Ciekawym newsem ostatnich dni jest też zapowiedź Allegro, że będzie sprzedawać ubezpieczenia. Przypomnę, że platforma oferowała już we współpracy z PZU polisy przy okazji sprzedaży przedmiotów niektórych kategorii (RTV/AGD, rowerów i opon). Czy tym razem należy spodziewać się czegoś więcej? Niestety jak na razie Allegro nabrało wody w usta i nie zdradza swoich planów. Sprawy nie skomentowały również PZU ani Ergo Hestia, którą nieoficjalnie stawia się w roli nowego partnera platformy.
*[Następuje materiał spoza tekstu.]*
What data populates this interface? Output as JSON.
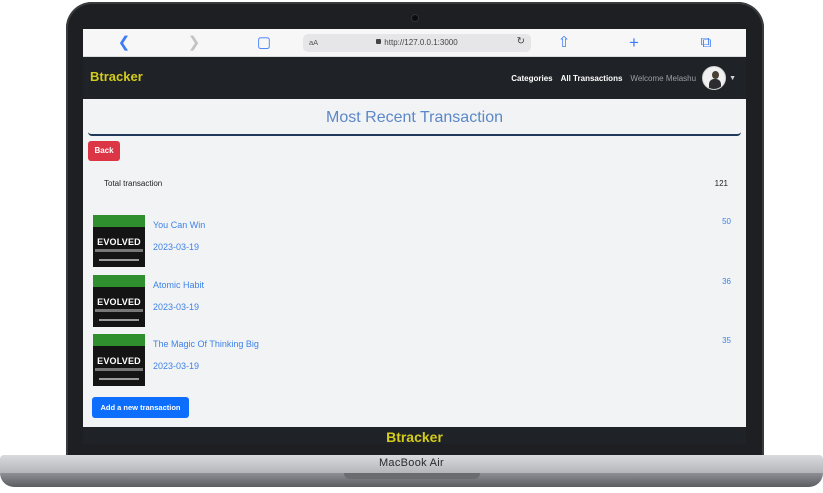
{
  "browser": {
    "url": "http://127.0.0.1:3000",
    "text_size_label": "aA"
  },
  "navbar": {
    "brand": "Btracker",
    "links": [
      "Categories",
      "All Transactions"
    ],
    "welcome": "Welcome Melashu"
  },
  "page": {
    "title": "Most Recent Transaction",
    "back_label": "Back",
    "total_label": "Total transaction",
    "total_value": "121",
    "add_label": "Add a new transaction"
  },
  "transactions": [
    {
      "name": "You Can Win",
      "date": "2023-03-19",
      "amount": "50"
    },
    {
      "name": "Atomic Habit",
      "date": "2023-03-19",
      "amount": "36"
    },
    {
      "name": "The Magic Of Thinking Big",
      "date": "2023-03-19",
      "amount": "35"
    }
  ],
  "cover": {
    "title": "EVOLVED"
  },
  "footer": {
    "brand": "Btracker"
  },
  "device": {
    "model": "MacBook Air"
  },
  "colors": {
    "brand": "#d4cc1b",
    "link": "#3e82e8",
    "danger": "#dc3545",
    "primary": "#0d6efd",
    "navbar": "#1f2226"
  }
}
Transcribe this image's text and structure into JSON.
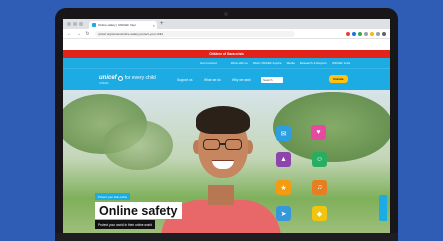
{
  "browser": {
    "tab_title": "Online safety | UNICEF Inter",
    "tab_close": "×",
    "new_tab": "+",
    "nav_back": "←",
    "nav_forward": "→",
    "nav_reload": "↻",
    "url": "unicef.org/stories/online-safety-protect-your-child"
  },
  "alert_bar": {
    "text": "Children of Gaza crisis"
  },
  "utility_nav": {
    "items": [
      "Get involved",
      "Work with us",
      "Work UNICEF Inspire",
      "Media",
      "Research & Reports",
      "UNICEF Jobs"
    ]
  },
  "header": {
    "logo_text": "unicef",
    "tagline": "for every child",
    "logo_subtext": "UNICEF",
    "menu": [
      "Support us",
      "What we do",
      "Why we work"
    ],
    "search_label": "Search",
    "donate_label": "Donate"
  },
  "hero": {
    "eyebrow": "Protect your kids online",
    "title": "Online safety",
    "subtitle": "Protect your world in their online world",
    "icons": [
      "app-icon-1",
      "app-icon-2",
      "app-icon-3",
      "app-icon-4",
      "app-icon-5",
      "app-icon-6",
      "app-icon-7",
      "app-icon-8"
    ]
  },
  "colors": {
    "background": "#2f5cb5",
    "brand": "#1cabe2",
    "alert": "#e2231a",
    "donate": "#ffc20e"
  }
}
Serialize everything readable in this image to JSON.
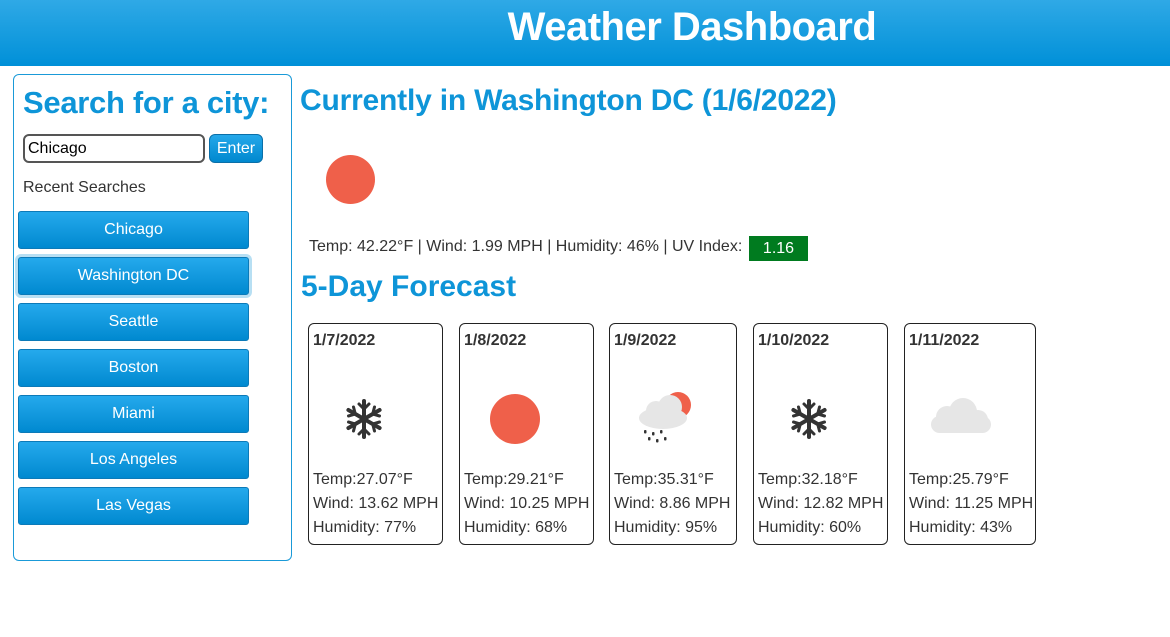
{
  "header": {
    "title": "Weather Dashboard"
  },
  "sidebar": {
    "title": "Search for a city:",
    "search_value": "Chicago",
    "enter_label": "Enter",
    "recent_label": "Recent Searches",
    "cities": [
      "Chicago",
      "Washington DC",
      "Seattle",
      "Boston",
      "Miami",
      "Los Angeles",
      "Las Vegas"
    ]
  },
  "current": {
    "title": "Currently in Washington DC (1/6/2022)",
    "icon": "sun-icon",
    "stats": "Temp: 42.22°F | Wind: 1.99 MPH | Humidity: 46% | UV Index:",
    "uv": "1.16",
    "uv_color": "#007b1f"
  },
  "forecast": {
    "title": "5-Day Forecast",
    "days": [
      {
        "date": "1/7/2022",
        "icon": "snowflake-icon",
        "temp": "Temp:27.07°F",
        "wind": "Wind: 13.62 MPH",
        "humidity": "Humidity: 77%"
      },
      {
        "date": "1/8/2022",
        "icon": "sun-icon",
        "temp": "Temp:29.21°F",
        "wind": "Wind: 10.25 MPH",
        "humidity": "Humidity: 68%"
      },
      {
        "date": "1/9/2022",
        "icon": "sun-rain-cloud-icon",
        "temp": "Temp:35.31°F",
        "wind": "Wind: 8.86 MPH",
        "humidity": "Humidity: 95%"
      },
      {
        "date": "1/10/2022",
        "icon": "snowflake-icon",
        "temp": "Temp:32.18°F",
        "wind": "Wind: 12.82 MPH",
        "humidity": "Humidity: 60%"
      },
      {
        "date": "1/11/2022",
        "icon": "cloud-icon",
        "temp": "Temp:25.79°F",
        "wind": "Wind: 11.25 MPH",
        "humidity": "Humidity: 43%"
      }
    ]
  },
  "colors": {
    "accent": "#0e95d8",
    "sun": "#ef604a",
    "cloud": "#e6e6e6"
  }
}
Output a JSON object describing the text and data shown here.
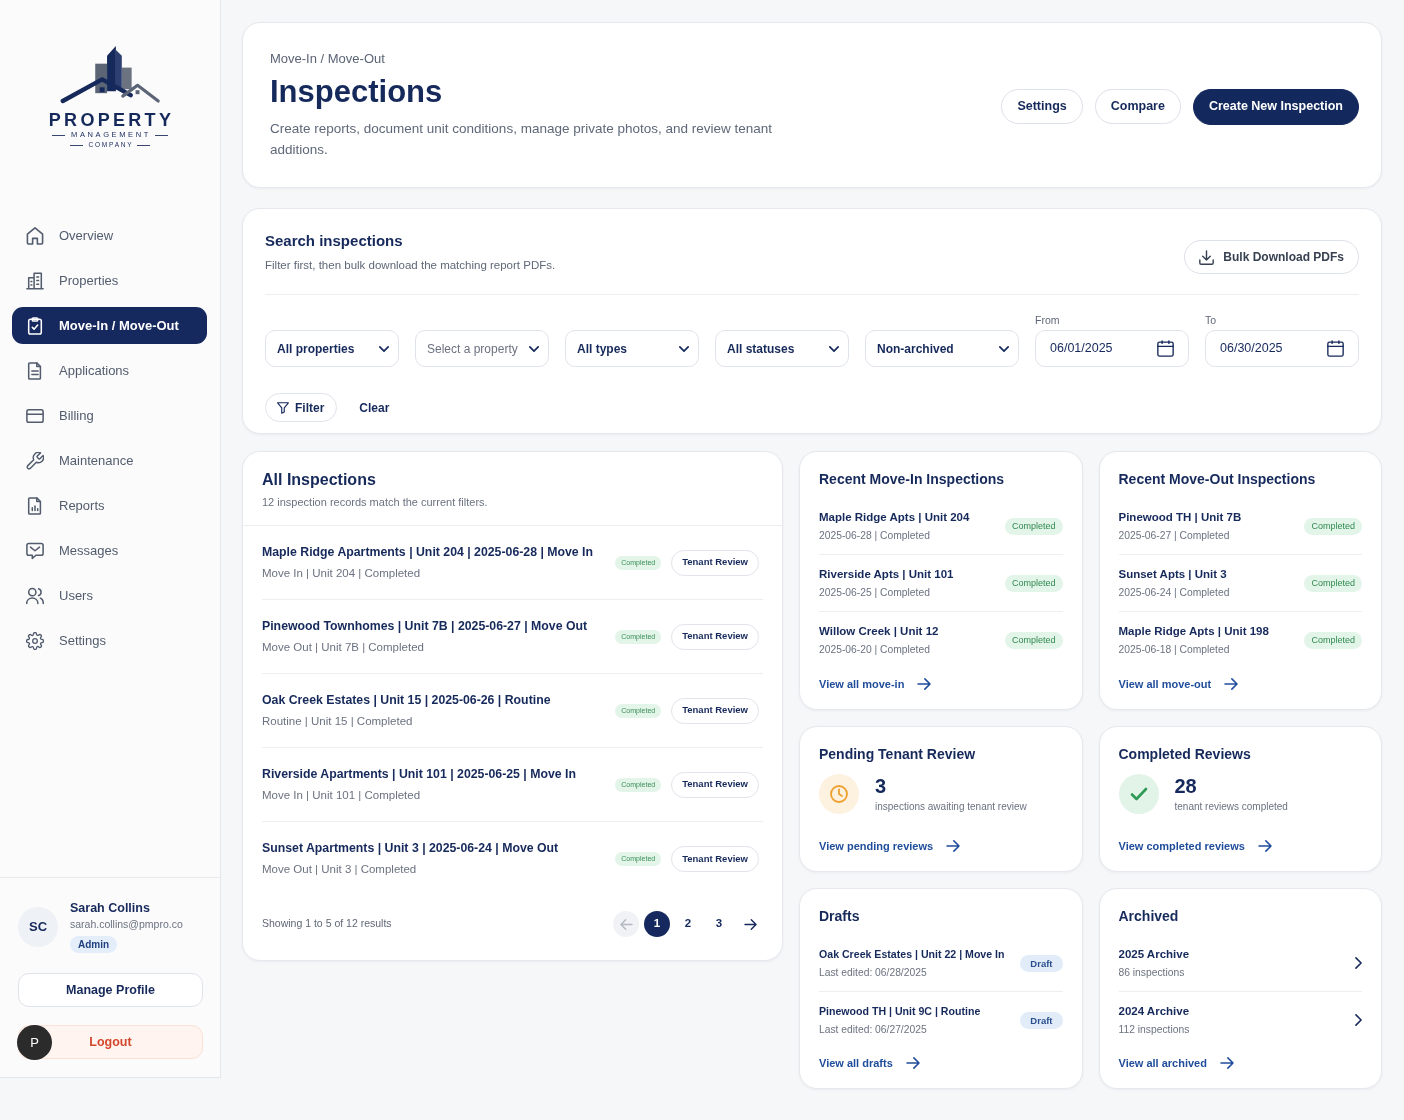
{
  "brand": {
    "name": "PROPERTY",
    "line2": "MANAGEMENT",
    "line3": "COMPANY"
  },
  "sidebar": {
    "items": [
      {
        "label": "Overview",
        "selected": false
      },
      {
        "label": "Properties",
        "selected": false
      },
      {
        "label": "Move-In / Move-Out",
        "selected": true
      },
      {
        "label": "Applications",
        "selected": false
      },
      {
        "label": "Billing",
        "selected": false
      },
      {
        "label": "Maintenance",
        "selected": false
      },
      {
        "label": "Reports",
        "selected": false
      },
      {
        "label": "Messages",
        "selected": false
      },
      {
        "label": "Users",
        "selected": false
      },
      {
        "label": "Settings",
        "selected": false
      }
    ]
  },
  "user": {
    "initials": "SC",
    "name": "Sarah Collins",
    "email": "sarah.collins@pmpro.co",
    "role": "Admin",
    "buttons": [
      {
        "label": "Manage Profile",
        "kind": "plain"
      },
      {
        "label": "Logout",
        "kind": "danger"
      }
    ]
  },
  "floating_avatar": {
    "initial": "P"
  },
  "header": {
    "breadcrumb": "Move-In / Move-Out",
    "title": "Inspections",
    "description": "Create reports, document unit conditions, manage private photos, and review tenant additions.",
    "buttons": [
      {
        "label": "Settings",
        "kind": "outline"
      },
      {
        "label": "Compare",
        "kind": "outline"
      },
      {
        "label": "Create New Inspection",
        "kind": "primary"
      }
    ]
  },
  "search": {
    "title": "Search inspections",
    "subtitle": "Filter first, then bulk download the matching report PDFs.",
    "bulk_button": "Bulk Download PDFs",
    "filters": [
      {
        "kind": "select",
        "value": "All properties"
      },
      {
        "kind": "select",
        "placeholder": "Select a property"
      },
      {
        "kind": "select",
        "value": "All types"
      },
      {
        "kind": "select",
        "value": "All statuses"
      },
      {
        "kind": "select",
        "value": "Non-archived"
      },
      {
        "kind": "date",
        "label": "From",
        "value": "06/01/2025"
      },
      {
        "kind": "date",
        "label": "To",
        "value": "06/30/2025"
      }
    ],
    "filter_button": "Filter",
    "clear_button": "Clear"
  },
  "all_inspections": {
    "title": "All Inspections",
    "subtitle": "12 inspection records match the current filters.",
    "rows": [
      {
        "title": "Maple Ridge Apartments | Unit 204 | 2025-06-28 | Move In",
        "meta": "Move In | Unit 204 | Completed",
        "status": "Completed",
        "action": "Tenant Review"
      },
      {
        "title": "Pinewood Townhomes | Unit 7B | 2025-06-27 | Move Out",
        "meta": "Move Out | Unit 7B | Completed",
        "status": "Completed",
        "action": "Tenant Review"
      },
      {
        "title": "Oak Creek Estates | Unit 15 | 2025-06-26 | Routine",
        "meta": "Routine | Unit 15 | Completed",
        "status": "Completed",
        "action": "Tenant Review"
      },
      {
        "title": "Riverside Apartments | Unit 101 | 2025-06-25 | Move In",
        "meta": "Move In | Unit 101 | Completed",
        "status": "Completed",
        "action": "Tenant Review"
      },
      {
        "title": "Sunset Apartments | Unit 3 | 2025-06-24 | Move Out",
        "meta": "Move Out | Unit 3 | Completed",
        "status": "Completed",
        "action": "Tenant Review"
      }
    ],
    "pagination": {
      "summary": "Showing 1 to 5 of 12 results",
      "prev": {
        "disabled": true
      },
      "pages": [
        {
          "label": "1",
          "selected": true
        },
        {
          "label": "2",
          "selected": false
        },
        {
          "label": "3",
          "selected": false
        }
      ],
      "next": {
        "disabled": false
      }
    }
  },
  "panels": [
    {
      "kind": "recent",
      "title": "Recent Move-In Inspections",
      "items": [
        {
          "name": "Maple Ridge Apts | Unit 204",
          "meta": "2025-06-28 | Completed",
          "badge": "Completed"
        },
        {
          "name": "Riverside Apts | Unit 101",
          "meta": "2025-06-25 | Completed",
          "badge": "Completed"
        },
        {
          "name": "Willow Creek | Unit 12",
          "meta": "2025-06-20 | Completed",
          "badge": "Completed"
        }
      ],
      "link": "View all move-in"
    },
    {
      "kind": "recent",
      "title": "Recent Move-Out Inspections",
      "items": [
        {
          "name": "Pinewood TH | Unit 7B",
          "meta": "2025-06-27 | Completed",
          "badge": "Completed"
        },
        {
          "name": "Sunset Apts | Unit 3",
          "meta": "2025-06-24 | Completed",
          "badge": "Completed"
        },
        {
          "name": "Maple Ridge Apts | Unit 198",
          "meta": "2025-06-18 | Completed",
          "badge": "Completed"
        }
      ],
      "link": "View all move-out"
    },
    {
      "kind": "pending",
      "title": "Pending Tenant Review",
      "count": "3",
      "caption": "inspections awaiting tenant review",
      "link": "View pending reviews"
    },
    {
      "kind": "reviewed",
      "title": "Completed Reviews",
      "count": "28",
      "caption": "tenant reviews completed",
      "link": "View completed reviews"
    },
    {
      "kind": "drafts",
      "title": "Drafts",
      "items": [
        {
          "name": "Oak Creek Estates | Unit 22 | Move In",
          "meta": "Last edited: 06/28/2025",
          "badge": "Draft"
        },
        {
          "name": "Pinewood TH | Unit 9C | Routine",
          "meta": "Last edited: 06/27/2025",
          "badge": "Draft"
        }
      ],
      "link": "View all drafts"
    },
    {
      "kind": "archive",
      "title": "Archived",
      "items": [
        {
          "name": "2025 Archive",
          "meta": "86 inspections"
        },
        {
          "name": "2024 Archive",
          "meta": "112 inspections"
        }
      ],
      "link": "View all archived"
    }
  ]
}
A na koniec odnotujmy jeszcze zmianę prezesa w Mondial Assistance. Z początkiem roku stery w firmie objął Piotr Ruszowski, od wielu lat związany z Mondialem, przez długi czas prawa ręka dotychczasowego prezesa Tomasza Frączka. Sukcesja tym bardziej warta uwagi, że ze stanowiska ustępuje menedżer, który firmę zakładał, a potem rozwijał przez 22 lata. Człowiek, który leżącą u podstaw assistance ideę pomocy ma we krwi i do dziś potrafi z przejęciem opowiadać o emocjach, jakie towarzyszyły odbieraniu pierwszego telefonu od klienta potrzebującego pomocy, czy o niewiarygodnych opałach, z jakich przyszło ratować ubezpieczonych. Jak choćby odnalezienie klientki, którą na safari nosorożec zapędził na drzewo, czy błyskawiczne zorganizowanie pomocy pływakowi, którego u amerykańskich wybrzeży zaatakował rekin. Jednocześnie nie bagatelizując spraw dużo bardziej powszednich, bo – jak kiedyś od niego usłyszałam – „każde jest czyjąś katastrofą, bez względu na to, czy mówimy o poważnym zachorowaniu gdzieś na końcu świata, czy o przeciekającej rurze, która rozbija człowiekowi plan dnia. Dla naszego klienta jego sprawa ma najwyższą wagę, a my to szanujemy”. Między innymi takie właśnie podejście sprawiło, że Tomasz Frączek jest postacią szanowaną w branży, a jego wkład w rozwój assistance w Polsce jest oceniany bardzo pozytywnie. Na szczęście firmę zostawia w dobrych rękach.